Guys our children are amazing. Yep they are mighty and crazy and wonderful, and all sorts of goodness but friends, our children minister to us way more than we ever give them credit for. And knowing this I understand even more why it’s so important to pray over our famillies, I mean, I have always done this before but that day it hit me differently. These are seeds that our children will carry their whole lives.
Later that night, things were different. At bedtime, the girls had their usual bedtime routine and didn't fight about it (happy dance). I read them a bible story about John baptizing Jesus. Then we talked about their behaviour that day and how they can make it better and when we prayed they each asked Jesus to forgive them and to help them make better choices!!!! Friends...I lost it...I cried like a baby. It is in those moments that make the biggest impact on them, that made a big impact on me. I grabbed them and hugged them and told them how much we love them. And today went a lot better and more smooth.
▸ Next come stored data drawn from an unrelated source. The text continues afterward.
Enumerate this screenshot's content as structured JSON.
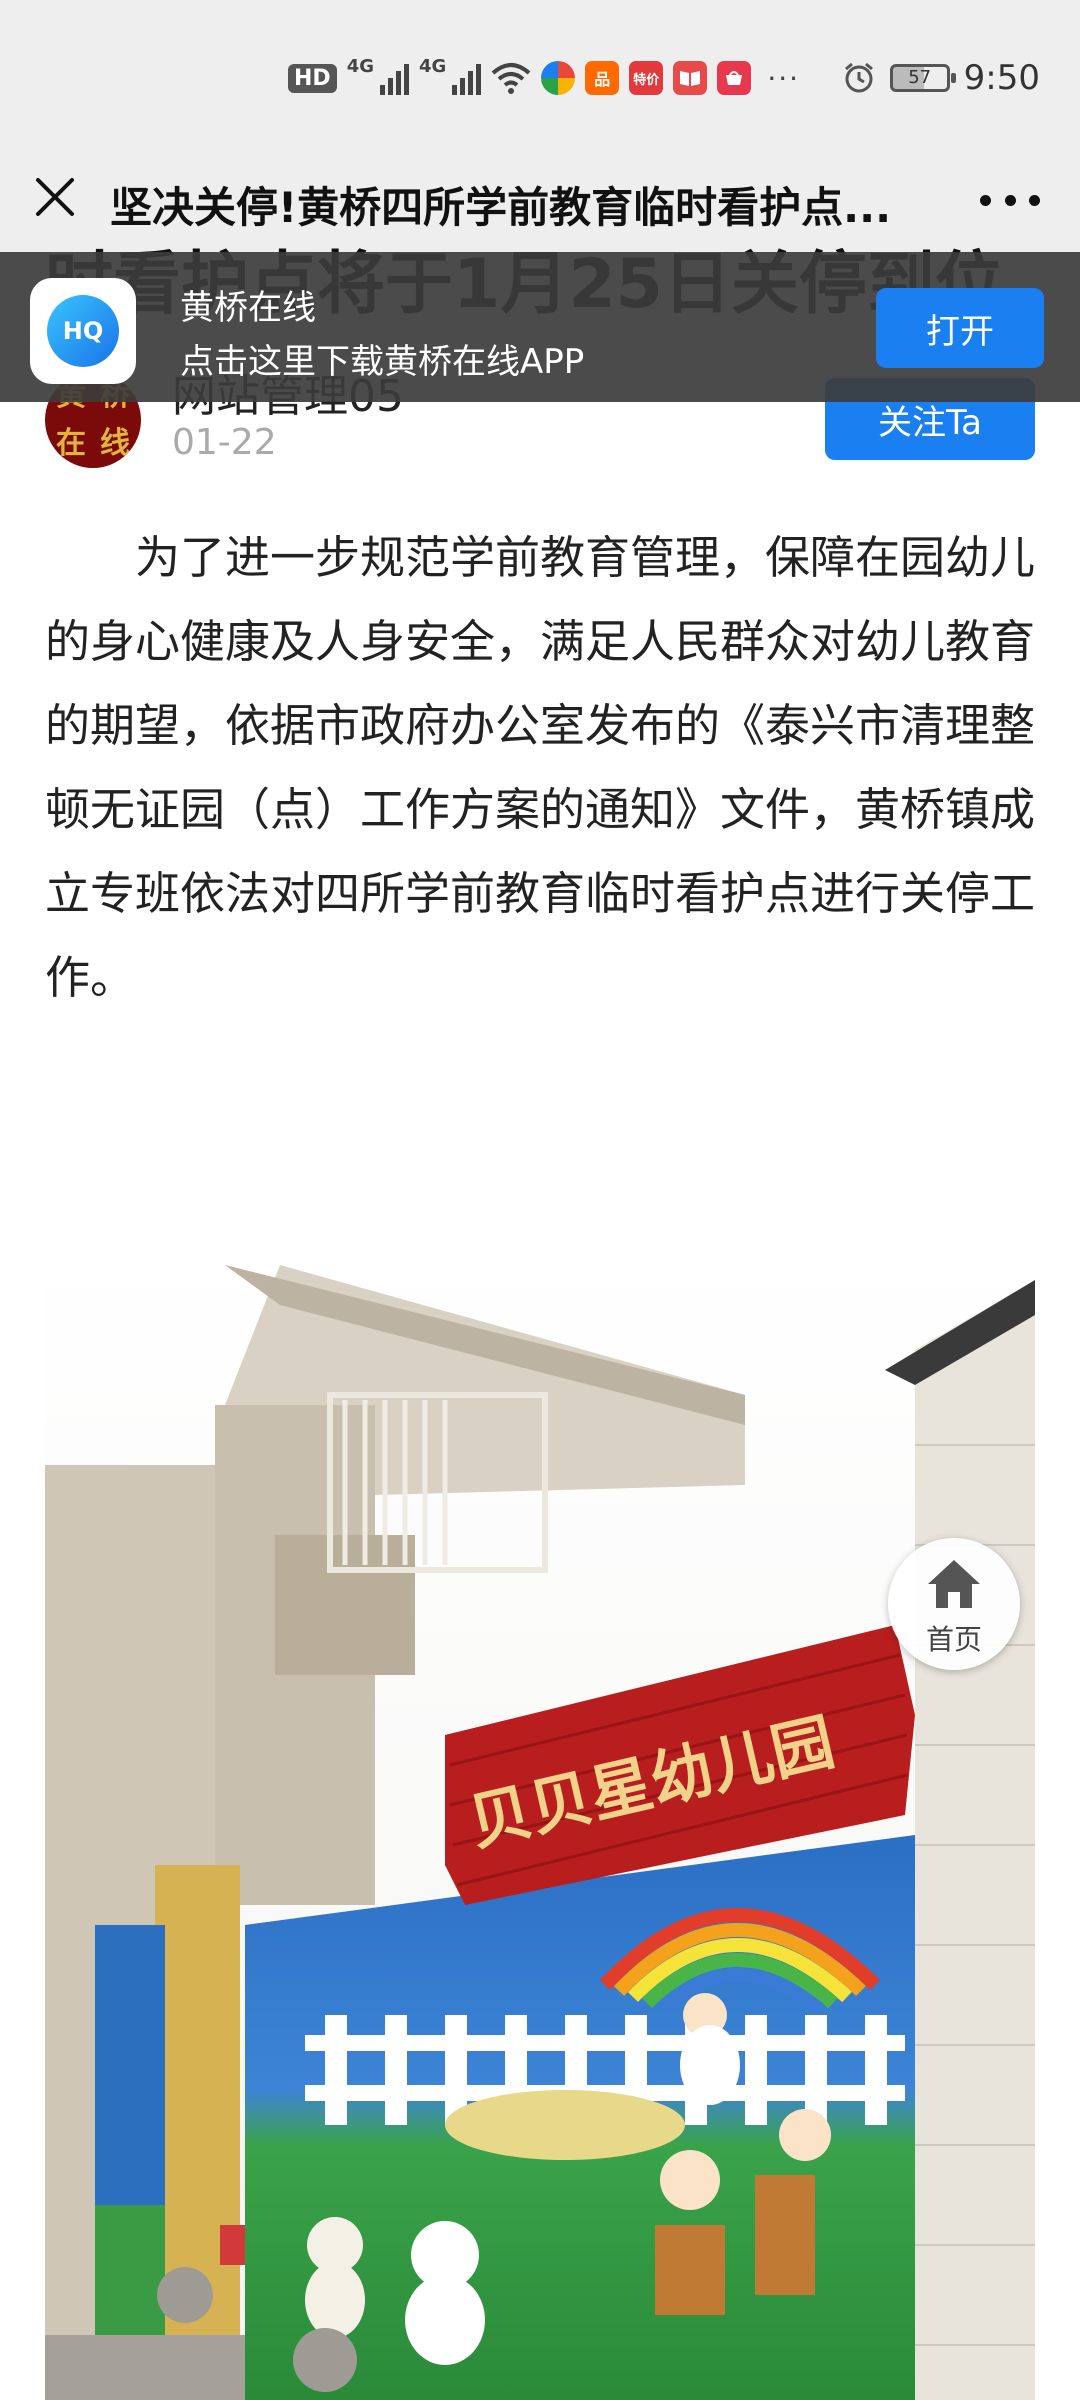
{
  "status_bar": {
    "hd_label": "HD",
    "net1": "4G",
    "net2": "4G",
    "battery": "57",
    "time": "9:50",
    "overflow": "···",
    "app_icons": [
      {
        "name": "browser-app-icon",
        "color": "#e8473c",
        "text": ""
      },
      {
        "name": "taobao-app-icon",
        "color": "#ff6a00",
        "text": "品"
      },
      {
        "name": "tejia-app-icon",
        "color": "#e4393c",
        "text": "特价"
      },
      {
        "name": "reader-app-icon",
        "color": "#e84a4a",
        "text": "📖"
      },
      {
        "name": "huawei-app-icon",
        "color": "#e8384d",
        "text": ""
      }
    ]
  },
  "title_bar": {
    "title": "坚决关停!黄桥四所学前教育临时看护点..."
  },
  "peek_title": "时看护点将于1月25日关停到位",
  "banner": {
    "app_name": "黄桥在线",
    "description": "点击这里下载黄桥在线APP",
    "open_label": "打开",
    "logo_text": "HQ"
  },
  "author": {
    "avatar_text": [
      "黄",
      "桥",
      "在",
      "线"
    ],
    "name": "网站管理05",
    "date": "01-22",
    "follow_label": "关注Ta"
  },
  "article": {
    "paragraph": "为了进一步规范学前教育管理，保障在园幼儿的身心健康及人身安全，满足人民群众对幼儿教育的期望，依据市政府办公室发布的《泰兴市清理整顿无证园（点）工作方案的通知》文件，黄桥镇成立专班依法对四所学前教育临时看护点进行关停工作。"
  },
  "photo": {
    "sign_text": "贝贝星幼儿园"
  },
  "home_fab": {
    "label": "首页"
  },
  "colors": {
    "accent": "#1a7ff0",
    "banner_bg": "#3c3c3c",
    "sign_red": "#b81e1e",
    "sign_gold": "#f1d28a"
  }
}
Thank you Jesus, that was my pocket of fresh air that I needed lately!
So even in our crazy parenting wilderness we may find ourselves in, may you hold on to the hope that He is with you. I want to encourage you that if are in a place where you feel like the Lord is silent or not present, I assure you He is with you. He will speak and connect to you in ways that we may not expect. Our God is the same God of miracles bringing signs and wonders even in to today, those signs and wonders are not just for the past! So believe and trust and see and hear, even if it’s in a hug through your child, or a bible verse, or a phone call, or a song…whatever way it is, just know that the Lord loves you, He knows your situations, and He is with you walking it with you, you just need to be willing to let Him lead.
PSALMS 78:72 So he shepherded them according to the integrity of his heart, And guided them with his skillful hands.